Dans Putain, son premier récit paru en 2001 aux éditions du Seuil, elle racontait son expérience d’escort girl à Montréal. Dans Folle, son second ouvrage, paru chez le même éditeur trois ans plus tard, elle relatait cette fois un amour qui part en vrille, un homme obsédé par la pornographie sur internet, l’impossibilité de vivre cette relation comme celle d’en faire le deuil, et l’obsession qui l’habitait : se donner la mort avant d’avoir atteint trente ans. « Ce soir-là, rue Saint-Dominique, je t’ai aimé tout de suite, sans réfléchir à ma fin programmée le jour de mes quinze ans, sans penser que non seulement tu serais le dernier homme de ma vie mais que tu ne serais peut-être pas là pour me voir mourir. Quand on s’est mieux connus, c’est devenu un problème ; entre nous il y avait l’injustice de ton avenir. »

La promo faite autour de ses livres était, on s’en doute, largement axée sur la dimension autobiographique et scandaleuse de ses récits. Elle était belle, intelligente et talentueuse. Elle tentait de parler d’écriture ; on la ramenait au sexe, encore et toujours.

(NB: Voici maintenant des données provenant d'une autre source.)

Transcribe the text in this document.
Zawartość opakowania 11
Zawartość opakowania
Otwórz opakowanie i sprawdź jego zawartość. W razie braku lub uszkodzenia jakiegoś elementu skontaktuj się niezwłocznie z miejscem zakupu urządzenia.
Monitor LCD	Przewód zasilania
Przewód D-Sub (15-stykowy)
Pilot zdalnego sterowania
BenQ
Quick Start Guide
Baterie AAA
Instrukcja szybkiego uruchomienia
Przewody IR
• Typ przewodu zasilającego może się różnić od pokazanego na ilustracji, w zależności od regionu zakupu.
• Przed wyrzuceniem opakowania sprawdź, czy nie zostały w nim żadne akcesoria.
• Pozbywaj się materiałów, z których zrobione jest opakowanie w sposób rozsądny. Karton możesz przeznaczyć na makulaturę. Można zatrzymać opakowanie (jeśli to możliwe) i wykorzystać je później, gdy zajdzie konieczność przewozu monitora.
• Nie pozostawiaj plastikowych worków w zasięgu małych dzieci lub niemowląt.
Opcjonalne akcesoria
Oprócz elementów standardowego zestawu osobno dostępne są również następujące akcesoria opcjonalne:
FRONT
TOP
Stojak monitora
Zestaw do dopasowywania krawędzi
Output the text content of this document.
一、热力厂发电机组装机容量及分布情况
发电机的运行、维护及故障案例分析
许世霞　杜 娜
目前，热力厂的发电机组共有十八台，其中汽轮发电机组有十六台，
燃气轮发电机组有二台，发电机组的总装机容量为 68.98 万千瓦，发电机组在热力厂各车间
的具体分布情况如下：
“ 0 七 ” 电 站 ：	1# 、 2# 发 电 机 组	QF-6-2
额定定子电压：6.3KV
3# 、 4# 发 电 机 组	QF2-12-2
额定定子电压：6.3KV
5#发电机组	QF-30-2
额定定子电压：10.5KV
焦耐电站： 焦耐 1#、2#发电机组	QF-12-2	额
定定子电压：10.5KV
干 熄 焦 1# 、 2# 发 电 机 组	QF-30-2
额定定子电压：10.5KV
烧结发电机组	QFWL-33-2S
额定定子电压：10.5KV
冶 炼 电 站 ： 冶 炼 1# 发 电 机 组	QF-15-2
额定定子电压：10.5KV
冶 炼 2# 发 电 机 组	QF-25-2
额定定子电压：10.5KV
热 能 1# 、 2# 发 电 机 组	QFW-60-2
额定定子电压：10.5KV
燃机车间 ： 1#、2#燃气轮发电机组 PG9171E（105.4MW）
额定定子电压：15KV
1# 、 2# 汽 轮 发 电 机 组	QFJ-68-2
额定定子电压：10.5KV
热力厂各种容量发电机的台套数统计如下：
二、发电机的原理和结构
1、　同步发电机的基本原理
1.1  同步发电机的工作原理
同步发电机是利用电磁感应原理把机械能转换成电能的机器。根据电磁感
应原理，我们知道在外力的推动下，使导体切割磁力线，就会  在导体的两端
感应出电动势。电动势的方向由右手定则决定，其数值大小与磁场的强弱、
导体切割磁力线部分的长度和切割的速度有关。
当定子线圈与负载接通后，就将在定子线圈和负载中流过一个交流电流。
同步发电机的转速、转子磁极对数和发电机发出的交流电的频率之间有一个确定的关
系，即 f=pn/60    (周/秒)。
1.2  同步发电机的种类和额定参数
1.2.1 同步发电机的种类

« Demain j’aurai trente ans. » Ainsi s’achève Folle, avec la tentation du suicide suspendue au-dessus de la narratrice en guise d’épée de Damoclès. On y a vu un procédé littéraire un peu facile, une provocation adolescente d’un goût discutable. Sur les plateaux télé, on a plaisanté Nelly Arcan sur ça aussi. Manque de bol, elle est passée à l’acte jeudi dernier, le 24 septembre 2009, à trente-six ans. Et ça, ça ne me fait pas rire du tout.